Qumrân y el Nuevo Testamento, Aspectos eclesiológicos y soteriológicos

José Maria CASCIARO RAMIREZ, Qumrân y el Nuevo Testamento, Aspectos eclesiológicos y soteriológicos, « Colección teológica, 29 », 1 vol. de 238 p., Pampelune, Éditions de l’université de Navarre, 1982.

Les cinq chapitres de cet ouvrage correspondent à cinq articles parus dans Scripta theologíca, en 1969 pour les deux premiers, en 1975 et 1976 pour les trois autres. Il s’agit en fait de deux ensembles, le premier de caractère ecclésiologique consacré à l’étude lu concept de communauté à Qumrân, le second de caractère sotériologique dans lequel l’A. présente le thème du mystère : dans l’un et l’autre cas, il ne s’agit pas seulement de rassembler les données et de les analyser, mais encore d’éclairer à partir d’elles certains passages ou usages néotestamentaires.
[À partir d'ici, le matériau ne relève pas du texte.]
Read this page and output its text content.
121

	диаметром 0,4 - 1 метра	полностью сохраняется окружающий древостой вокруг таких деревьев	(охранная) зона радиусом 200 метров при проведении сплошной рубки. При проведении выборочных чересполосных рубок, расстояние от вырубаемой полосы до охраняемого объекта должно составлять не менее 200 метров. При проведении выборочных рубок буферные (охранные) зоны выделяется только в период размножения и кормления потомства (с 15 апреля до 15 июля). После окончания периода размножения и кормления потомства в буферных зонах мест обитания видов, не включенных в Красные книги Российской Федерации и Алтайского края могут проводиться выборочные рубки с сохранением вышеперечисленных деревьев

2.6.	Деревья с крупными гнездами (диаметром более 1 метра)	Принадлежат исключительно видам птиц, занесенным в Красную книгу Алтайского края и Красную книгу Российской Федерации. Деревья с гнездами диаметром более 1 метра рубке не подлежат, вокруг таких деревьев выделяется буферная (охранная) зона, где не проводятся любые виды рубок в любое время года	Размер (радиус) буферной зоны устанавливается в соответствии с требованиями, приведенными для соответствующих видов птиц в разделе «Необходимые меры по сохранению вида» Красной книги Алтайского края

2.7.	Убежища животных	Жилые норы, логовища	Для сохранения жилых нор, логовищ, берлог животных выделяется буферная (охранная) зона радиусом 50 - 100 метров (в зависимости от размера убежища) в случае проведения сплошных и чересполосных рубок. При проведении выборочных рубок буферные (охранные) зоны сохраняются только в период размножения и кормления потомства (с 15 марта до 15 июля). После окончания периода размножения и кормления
Le caractère analytique et systématique des deux premiers chapitres est certainement plus marqué, et les répétitions deviennent inévitables : tous les vocables (Yahad – au fait, pourquoi marquer le pluriel, p. 33,38,39 etc., par l’adjonction d’un « s » et ne pas avoir utilisé le terme yehidîm îcomme à la p.34 ? – ‘Edah, Qahal, Sôd, Hibbûr ou Heber) sont répertoriés, analysés dans chacun des écrits, ce qui défie toute lecture continue. « L’austérité » est moins grande dans l’étude de la sotériologie dans la mesure où l’A. mène de front l’analyse et la comparaison avec saint Paul.

Il reste que le lecteur fera donc mieux de passer d’emblée aux conclusions pour ne se pencher sur l’analyse qu’en cas de désaccord. De telles conclusions, on en trouve à a fin de chaque analyse, ou mieux encore de chaque chapitre ; et elles nous sont données, au moins pour ces dernières, en espagnol et en latin ! En fait de désaccords, je voudrais en signaler deux : a) Les écrits qumrâniens sont tous d’une seule venue ( cf. par exemple p. 17-21 ou 89), pense notre A. Il est vrai qu’à l’époque où il écrivait ces pages, ni J. Murphy O’Connor ni P. Davies n’avaient encore proposé leurs analyses littéraires de lQS, CD ou lQM ; mais il reste aussi que l’A., dans cette réédition qu’est son ouvrage, n’a pas jugé utile de faire état, ni à fortiori de discuter, de ces propositions. b) L’A. semble penser que le seul contexte littéraire immédiat suffit à déterminer le sens d’un vocable : il ne dit rien ou presque des influences historiques ou géographiques, même s’il est obligé de reconnaître l’existence probable de communautés différentes (ainsi p. 84) ; mais surtout il ne paraît pas s’intéresser au genre littéraire propre à chaque écrit, et qui pourrait bien distinguer les usages linguistiques de IQM et IQSa par exemple, deux écrits que l’A. considère comme apparentés.

Si bien que les nombreuses informations rassemblées par l’A. éclairent peut-être moins, du fait de leur interprétation discutable, le champ qumrânien que celui du Nouveau Testament : la discussion sur l’authenticité du logion Mt. XVI, 18, à partir de 1QH6 : 26 et 7 : 8,9, celle sur l’enracinement juif du terme mystérion que l’on rencontre à plusieurs reprises dans le Corpus paulinien, sont fort éclairantes et demandent qu’on s’y arrête.